Текст книги "Чалдоны"
Автор книги: Анатолий Горбунов
Жанр:
Историческая проза
сообщить о нарушении
Текущая страница: 19 (всего у книги 22 страниц)
ЧАСТЬ 3
ЛЯЛЯ
Стояла между быстрой Леной и плавным Амуром деревенька Россь. Жили на ее окраине муж и жена. Была у них маленькая дочка Ляля. Назвали ее так за веселый характер: только родилась – побежала по зеленой травке, припрыгивая и напевая:
– Ля-ля-ля, ля-ля-ля, ляля-ляля, ля-ля-ля…
Так бы и убежала за тридевять земель, если бы не окликнул ткачик – полевой воробышек, сидевший на веточке ракиты:
– Ляля, стой! Ты же голенькая…
Подарил ей платьице и все остальное, вытканное из солнечных струек и тумана. Стали они с тех пор дружить. Куда Ляля – туда и он. Куда он – туда и Ляля. Грядки пололи, за луговыми мотыльками гонялись, цыплят охраняли, чтобы ястреб не унес.
Родители дочку хвалят:
– Мал золотник, да дорог!
Ткачика – полевого воробышка – тоже лаской не обходят: не знают, куда посадить, чем угостить.
Однажды поздно вечером попросили милостыню калики перехожие.
Муж и жена позвали их в избу, накормили и ночевать оставили.
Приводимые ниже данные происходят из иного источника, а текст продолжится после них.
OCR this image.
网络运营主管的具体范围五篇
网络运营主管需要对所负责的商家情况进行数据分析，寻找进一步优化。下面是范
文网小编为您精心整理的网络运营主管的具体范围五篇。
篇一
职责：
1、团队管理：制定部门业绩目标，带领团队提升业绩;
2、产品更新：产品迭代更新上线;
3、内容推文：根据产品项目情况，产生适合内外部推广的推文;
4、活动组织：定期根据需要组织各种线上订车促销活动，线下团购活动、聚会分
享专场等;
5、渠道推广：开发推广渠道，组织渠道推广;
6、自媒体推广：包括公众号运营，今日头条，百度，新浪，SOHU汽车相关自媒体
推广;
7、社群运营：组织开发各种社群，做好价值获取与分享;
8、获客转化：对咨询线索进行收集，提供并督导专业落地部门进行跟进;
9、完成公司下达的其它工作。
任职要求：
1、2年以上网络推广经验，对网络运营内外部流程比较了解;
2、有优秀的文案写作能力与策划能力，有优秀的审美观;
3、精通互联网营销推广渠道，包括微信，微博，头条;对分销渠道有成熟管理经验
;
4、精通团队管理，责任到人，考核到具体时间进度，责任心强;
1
Гости, вместо того, чтобы в благодарность за доброту на гуслях поиграть, ольховыми посохами избили хозяев и на улицу выгнали. Крепко досталось от них и маленькой Ляле.
Пошли бедные у сельчан защиты искать. Те отказались помочь. Кто, говорят, калик перехожих обидит, того Бог покарает.
Погоревали, погоревали муж и жена, вырыли на опушке леса, среди смеющихся незабудок, землянку и стали в ней жить.
Дым глотают – каются, слезами умываются.
– Пожалели на свою головушку каликов перехожих, придется теперь до гробовой доски в землянке мурцовку хлебать…
Ляля успокаивает:
– Не кручиньтесь, миленькие: расцвели цветочки синенькие – расцветут цветочки аленькие! Не смотрите, что я – маленькая…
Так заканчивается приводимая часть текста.